I have collected data from an IMU sensor to build a gesture recognition application. How can I remove outliers before the model building process?
Outliers can significantly affect the performance of machine learning models, so it’s important to handle them appropriately.
1. Understand Your Data
 Visualize Data: Plot your IMU sensor data to visually inspect for any obvious outliers. Tools like Matplotlib or Seaborn in Python can be useful for this purpose. For this purpose, you can use SensiML Python SDK to access segments of your data, and explore your data using wellknown libraries.
 Statistical Summary: Calculate statistical measures (mean, median, standard deviation) to get an understanding of the data distribution. Usually values that are far from average within a specific threshold defined by factors of standard deviation can be considered as outliers or be studied in more details to find the cause of their high variation.
2. Define What Constitutes an Outlier
 Domain Knowledge: Use your knowledge of the application to define thresholds for what values are considered normal and what values are outliers.
 Statistical Methods: Use statistical techniques such as Zscore or IQR (Interquartile Range) to identify outliers.
How to remove outliers in the Piccolo AI pipeline
This is the guide on how to remove outliers from your IMU sensor data when building your model using the SensiML model builder.
1 In the Feature Extraction block of your pipeline click on a “+” sign and select an “Outlier Filter” block.
2 Define one or more outlier filers. The objective here is to define these filters to to remove as much as unwanted data possible prior to start the modeling process.

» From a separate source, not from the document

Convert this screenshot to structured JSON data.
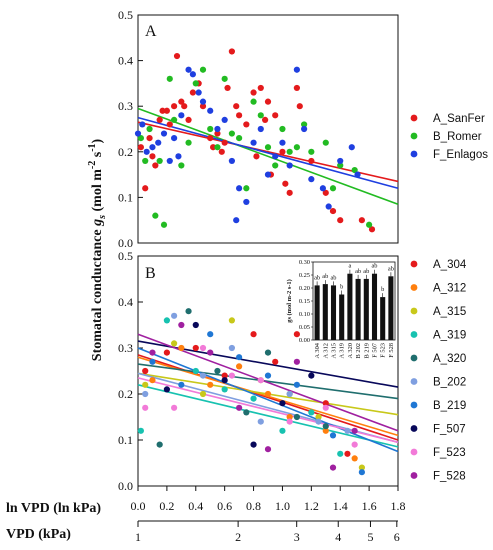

Therefore, any prior data exploration and insight might be very helpful at this stage. Here is the list of all offered filters:

Local Outlier Factor Filtering: The local outlier factor (LOF) to measure the local deviation of a given data point with respect
to its neighbors by comparing their local density.The LOF algorithm is an unsupervised outlier detection method which computes the local density deviation of a given data point with respect to its neighbors. It considers as outlier samples
that have a substantially lower density than their neighbors. 

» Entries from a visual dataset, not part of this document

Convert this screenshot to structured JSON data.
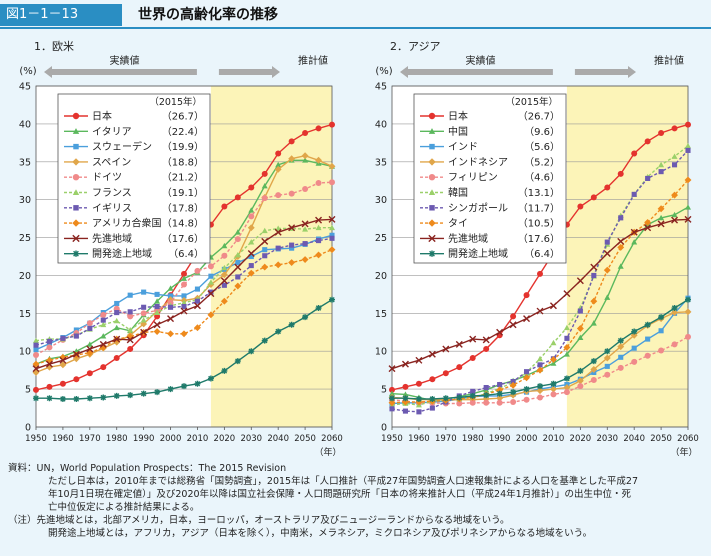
{
  "header": {
    "figure_label": "図1－1－13",
    "title": "世界の高齢化率の推移"
  },
  "chart_data": [
    {
      "type": "line",
      "title": "1．欧米",
      "ylabel": "(%)",
      "xlabel": "（年）",
      "ylim": [
        0,
        45
      ],
      "xlim": [
        1950,
        2060
      ],
      "x_ticks": [
        1950,
        1960,
        1970,
        1980,
        1990,
        2000,
        2010,
        2020,
        2030,
        2040,
        2050,
        2060
      ],
      "y_ticks": [
        0,
        5,
        10,
        15,
        20,
        25,
        30,
        35,
        40,
        45
      ],
      "actual_label": "実績値",
      "projection_label": "推計値",
      "projection_start": 2015,
      "legend_title": "（2015年）",
      "legend_position": "top-left",
      "x": [
        1950,
        1955,
        1960,
        1965,
        1970,
        1975,
        1980,
        1985,
        1990,
        1995,
        2000,
        2005,
        2010,
        2015,
        2020,
        2025,
        2030,
        2035,
        2040,
        2045,
        2050,
        2055,
        2060
      ],
      "series": [
        {
          "name": "日本",
          "value_label": "（26.7）",
          "color": "#e4332e",
          "marker": "circle",
          "dashed": false,
          "values": [
            4.9,
            5.3,
            5.7,
            6.3,
            7.1,
            7.9,
            9.1,
            10.3,
            12.1,
            14.6,
            17.4,
            20.2,
            23.0,
            26.7,
            29.1,
            30.3,
            31.6,
            33.4,
            36.1,
            37.7,
            38.8,
            39.4,
            39.9
          ]
        },
        {
          "name": "イタリア",
          "value_label": "（22.4）",
          "color": "#5bb85d",
          "marker": "triangle",
          "dashed": false,
          "values": [
            8.3,
            9.0,
            9.3,
            10.0,
            10.9,
            12.0,
            13.1,
            12.7,
            14.8,
            16.6,
            18.3,
            19.6,
            20.4,
            22.4,
            23.9,
            25.7,
            28.6,
            31.8,
            34.6,
            35.2,
            35.2,
            34.8,
            34.4
          ]
        },
        {
          "name": "スウェーデン",
          "value_label": "（19.9）",
          "color": "#4b9fdc",
          "marker": "square",
          "dashed": false,
          "values": [
            10.2,
            11.0,
            11.8,
            12.8,
            13.7,
            15.1,
            16.3,
            17.4,
            17.8,
            17.5,
            17.3,
            17.3,
            18.2,
            19.9,
            20.8,
            21.7,
            22.5,
            23.4,
            23.5,
            23.6,
            24.1,
            24.8,
            25.3
          ]
        },
        {
          "name": "スペイン",
          "value_label": "（18.8）",
          "color": "#e0a64a",
          "marker": "diamond",
          "dashed": false,
          "values": [
            7.2,
            7.9,
            8.2,
            9.0,
            9.6,
            10.4,
            11.2,
            12.1,
            13.6,
            15.3,
            16.8,
            16.7,
            17.0,
            18.8,
            20.1,
            22.5,
            26.3,
            30.3,
            34.0,
            35.4,
            35.8,
            35.2,
            34.4
          ]
        },
        {
          "name": "ドイツ",
          "value_label": "（21.2）",
          "color": "#f08a8a",
          "marker": "circle",
          "dashed": true,
          "values": [
            9.5,
            10.5,
            11.5,
            12.4,
            13.7,
            14.8,
            15.6,
            14.6,
            15.0,
            15.4,
            16.4,
            18.8,
            20.6,
            21.2,
            22.6,
            24.8,
            27.8,
            30.2,
            30.6,
            30.8,
            31.4,
            32.2,
            32.3
          ]
        },
        {
          "name": "フランス",
          "value_label": "（19.1）",
          "color": "#9bd06a",
          "marker": "triangle",
          "dashed": true,
          "values": [
            11.4,
            11.6,
            11.6,
            12.1,
            12.9,
            13.5,
            14.0,
            12.8,
            14.1,
            15.1,
            16.0,
            16.4,
            16.8,
            19.1,
            21.0,
            22.7,
            24.4,
            25.9,
            26.2,
            26.2,
            26.1,
            26.3,
            26.3
          ]
        },
        {
          "name": "イギリス",
          "value_label": "（17.8）",
          "color": "#6c5ab1",
          "marker": "square",
          "dashed": true,
          "values": [
            10.8,
            11.3,
            11.7,
            12.0,
            13.0,
            14.1,
            15.1,
            15.2,
            15.8,
            15.9,
            15.8,
            15.9,
            16.6,
            17.8,
            18.7,
            19.8,
            21.3,
            22.6,
            23.6,
            24.0,
            24.2,
            24.6,
            24.9
          ]
        },
        {
          "name": "アメリカ合衆国",
          "value_label": "（14.8）",
          "color": "#ee8a1c",
          "marker": "diamond",
          "dashed": true,
          "values": [
            8.3,
            8.8,
            9.2,
            9.5,
            9.8,
            10.5,
            11.6,
            11.9,
            12.5,
            12.6,
            12.3,
            12.3,
            13.1,
            14.8,
            16.6,
            18.6,
            20.3,
            21.1,
            21.4,
            21.7,
            22.1,
            22.7,
            23.4
          ]
        },
        {
          "name": "先進地域",
          "value_label": "（17.6）",
          "color": "#8a2420",
          "marker": "x",
          "dashed": false,
          "values": [
            7.7,
            8.3,
            8.8,
            9.6,
            10.3,
            10.9,
            11.6,
            11.5,
            12.5,
            13.5,
            14.3,
            15.3,
            16.0,
            17.6,
            19.3,
            21.1,
            22.9,
            24.5,
            25.7,
            26.3,
            26.8,
            27.3,
            27.4
          ]
        },
        {
          "name": "開発途上地域",
          "value_label": "（6.4）",
          "color": "#1f7a6a",
          "marker": "star",
          "dashed": false,
          "values": [
            3.8,
            3.8,
            3.7,
            3.7,
            3.8,
            3.9,
            4.1,
            4.2,
            4.4,
            4.6,
            5.0,
            5.4,
            5.7,
            6.4,
            7.4,
            8.7,
            10.0,
            11.4,
            12.6,
            13.5,
            14.5,
            15.7,
            16.8
          ]
        }
      ]
    },
    {
      "type": "line",
      "title": "2．アジア",
      "ylabel": "(%)",
      "xlabel": "（年）",
      "ylim": [
        0,
        45
      ],
      "xlim": [
        1950,
        2060
      ],
      "x_ticks": [
        1950,
        1960,
        1970,
        1980,
        1990,
        2000,
        2010,
        2020,
        2030,
        2040,
        2050,
        2060
      ],
      "y_ticks": [
        0,
        5,
        10,
        15,
        20,
        25,
        30,
        35,
        40,
        45
      ],
      "actual_label": "実績値",
      "projection_label": "推計値",
      "projection_start": 2015,
      "legend_title": "（2015年）",
      "legend_position": "top-left",
      "x": [
        1950,
        1955,
        1960,
        1965,
        1970,
        1975,
        1980,
        1985,
        1990,
        1995,
        2000,
        2005,
        2010,
        2015,
        2020,
        2025,
        2030,
        2035,
        2040,
        2045,
        2050,
        2055,
        2060
      ],
      "series": [
        {
          "name": "日本",
          "value_label": "（26.7）",
          "color": "#e4332e",
          "marker": "circle",
          "dashed": false,
          "values": [
            4.9,
            5.3,
            5.7,
            6.3,
            7.1,
            7.9,
            9.1,
            10.3,
            12.1,
            14.6,
            17.4,
            20.2,
            23.0,
            26.7,
            29.1,
            30.3,
            31.6,
            33.4,
            36.1,
            37.7,
            38.8,
            39.4,
            39.9
          ]
        },
        {
          "name": "中国",
          "value_label": "（9.6）",
          "color": "#5bb85d",
          "marker": "triangle",
          "dashed": false,
          "values": [
            4.4,
            4.3,
            3.9,
            3.5,
            3.7,
            4.0,
            4.4,
            4.9,
            5.6,
            6.1,
            6.8,
            7.6,
            8.4,
            9.6,
            11.8,
            13.7,
            17.1,
            21.2,
            24.4,
            26.7,
            27.6,
            28.0,
            29.0
          ]
        },
        {
          "name": "インド",
          "value_label": "（5.6）",
          "color": "#4b9fdc",
          "marker": "square",
          "dashed": false,
          "values": [
            3.1,
            3.2,
            3.2,
            3.3,
            3.4,
            3.7,
            4.0,
            4.1,
            4.1,
            4.3,
            4.6,
            5.0,
            5.3,
            5.6,
            6.3,
            7.2,
            8.0,
            9.2,
            10.4,
            11.6,
            12.7,
            15.0,
            17.0
          ]
        },
        {
          "name": "インドネシア",
          "value_label": "（5.2）",
          "color": "#e0a64a",
          "marker": "diamond",
          "dashed": false,
          "values": [
            3.9,
            3.8,
            3.6,
            3.6,
            3.6,
            3.6,
            3.6,
            3.7,
            3.8,
            4.2,
            4.7,
            4.8,
            5.0,
            5.2,
            6.1,
            7.6,
            9.1,
            10.6,
            12.1,
            13.4,
            14.3,
            15.1,
            15.2
          ]
        },
        {
          "name": "フィリピン",
          "value_label": "（4.6）",
          "color": "#f08a8a",
          "marker": "circle",
          "dashed": true,
          "values": [
            3.6,
            3.4,
            3.2,
            3.2,
            3.1,
            3.1,
            3.2,
            3.2,
            3.2,
            3.3,
            3.6,
            3.9,
            4.3,
            4.6,
            5.4,
            6.2,
            6.9,
            7.8,
            8.6,
            9.4,
            10.1,
            10.9,
            11.9
          ]
        },
        {
          "name": "韓国",
          "value_label": "（13.1）",
          "color": "#9bd06a",
          "marker": "triangle",
          "dashed": true,
          "values": [
            2.9,
            3.1,
            2.9,
            3.4,
            3.5,
            3.7,
            3.9,
            4.4,
            5.1,
            5.9,
            7.2,
            9.0,
            11.1,
            13.1,
            15.7,
            19.9,
            24.1,
            27.9,
            30.7,
            33.0,
            34.6,
            35.7,
            37.1
          ]
        },
        {
          "name": "シンガポール",
          "value_label": "（11.7）",
          "color": "#6c5ab1",
          "marker": "square",
          "dashed": true,
          "values": [
            2.4,
            2.1,
            2.0,
            2.5,
            3.3,
            4.1,
            4.7,
            5.2,
            5.6,
            6.0,
            7.3,
            8.2,
            9.0,
            11.7,
            15.3,
            20.0,
            24.4,
            27.6,
            30.7,
            32.8,
            33.7,
            34.6,
            36.5
          ]
        },
        {
          "name": "タイ",
          "value_label": "（10.5）",
          "color": "#ee8a1c",
          "marker": "diamond",
          "dashed": true,
          "values": [
            3.2,
            3.3,
            3.3,
            3.4,
            3.5,
            3.7,
            3.9,
            4.3,
            4.9,
            5.5,
            6.5,
            7.5,
            8.9,
            10.5,
            13.0,
            16.6,
            20.7,
            23.7,
            25.7,
            27.0,
            28.8,
            30.6,
            32.6
          ]
        },
        {
          "name": "先進地域",
          "value_label": "（17.6）",
          "color": "#8a2420",
          "marker": "x",
          "dashed": false,
          "values": [
            7.7,
            8.3,
            8.8,
            9.6,
            10.3,
            10.9,
            11.6,
            11.5,
            12.5,
            13.5,
            14.3,
            15.3,
            16.0,
            17.6,
            19.3,
            21.1,
            22.9,
            24.5,
            25.7,
            26.3,
            26.8,
            27.3,
            27.4
          ]
        },
        {
          "name": "開発途上地域",
          "value_label": "（6.4）",
          "color": "#1f7a6a",
          "marker": "star",
          "dashed": false,
          "values": [
            3.8,
            3.8,
            3.7,
            3.7,
            3.8,
            3.9,
            4.1,
            4.2,
            4.4,
            4.6,
            5.0,
            5.4,
            5.7,
            6.4,
            7.4,
            8.7,
            10.0,
            11.4,
            12.6,
            13.5,
            14.5,
            15.7,
            16.8
          ]
        }
      ]
    }
  ],
  "notes": {
    "source_lines": [
      "資料：UN，World Population Prospects：The 2015 Revision",
      "ただし日本は，2010年までは総務省「国勢調査」，2015年は「人口推計（平成27年国勢調査人口速報集計による人口を基準とした平成27",
      "年10月1日現在確定値）」及び2020年以降は国立社会保障・人口問題研究所「日本の将来推計人口（平成24年1月推計）」の出生中位・死",
      "亡中位仮定による推計結果による。"
    ],
    "footnote_lines": [
      "（注）先進地域とは，北部アメリカ，日本，ヨーロッパ，オーストラリア及びニュージーランドからなる地域をいう。",
      "開発途上地域とは，アフリカ，アジア（日本を除く），中南米，メラネシア，ミクロネシア及びポリネシアからなる地域をいう。"
    ]
  }
}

Zscore Filter: A zscore filter is a way to standardize feature vectors by transforming each
feature in the vector to have a mean of zero and a standard deviation of one. The zscore, or standard score, is a measure of how many standard deviations a data point is from the mean of the distribution. This features that have zscore outside of a cutoff threshold are removed. 
Sigma Outliers Filtering: A sigma outlier filter algorithm is a technique used to identify and remove outliers from feature vectors based on their deviation from the mean. In this algorithm, an outlier is defined as a data point that falls outside a certain number of standard deviations (sigma) from the mean of the distribution.

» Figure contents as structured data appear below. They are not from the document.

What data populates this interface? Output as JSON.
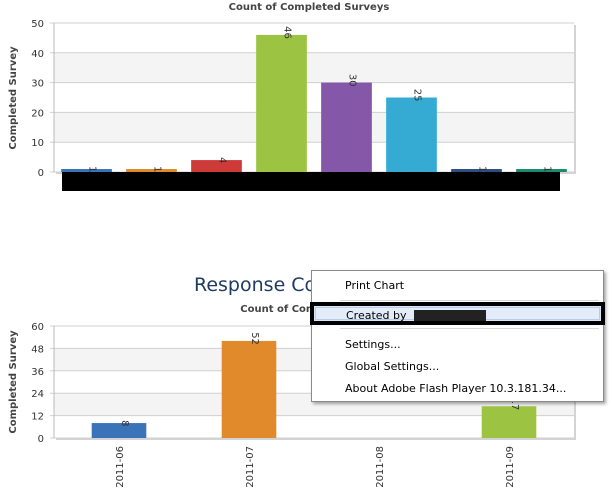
{
  "chart_data": [
    {
      "type": "bar",
      "title": "Count of Completed Surveys",
      "ylabel": "Completed Survey",
      "xlabel": "",
      "ylim": [
        0,
        50
      ],
      "yticks": [
        0,
        10,
        20,
        30,
        40,
        50
      ],
      "grid": true,
      "values": [
        1,
        1,
        4,
        46,
        30,
        25,
        1,
        1
      ],
      "colors": [
        "#3b73b9",
        "#e08a2b",
        "#cc3a3a",
        "#9dc343",
        "#8457a8",
        "#35abd3",
        "#2d4e80",
        "#1d8a6e"
      ],
      "categories_redacted": true
    },
    {
      "type": "bar",
      "title": "Count of Comple",
      "ylabel": "Completed Survey",
      "xlabel": "",
      "ylim": [
        0,
        60
      ],
      "yticks": [
        0,
        12,
        24,
        36,
        48,
        60
      ],
      "grid": true,
      "categories": [
        "2011-06",
        "2011-07",
        "2011-08",
        "2011-09"
      ],
      "values": [
        8,
        52,
        null,
        17
      ],
      "colors": [
        "#3b73b9",
        "#e08a2b",
        "#cc3a3a",
        "#9dc343"
      ]
    }
  ],
  "heading2": "Response Co",
  "context_menu": {
    "items": [
      {
        "label": "Print Chart"
      },
      {
        "label": "Created by"
      },
      {
        "label": "Settings..."
      },
      {
        "label": "Global Settings..."
      },
      {
        "label": "About Adobe Flash Player 10.3.181.34..."
      }
    ],
    "highlighted_index": 1,
    "colors": {
      "highlight_bg": "#e3ecf8",
      "border": "#8a8a8a"
    }
  }
}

One Class SVM filtering: An Unsupervised Outlier Detection to estimate the support of a highdimensional distribution. The implementation is based on libsvm.

Robust Covariance Filtering: An Unsupervised Outlier Detection for detecting outliers in a Gaussian distributed dataset.

Isolated Forest Filtering: Isolation Forest Algorithm returns the anomaly score of each sample using the Isolation Forest algorithm. The “Isolation Forest” isolates observations by randomly selecting a feature and then randomly selecting a split value between the maximum and minimum values of the selected feature.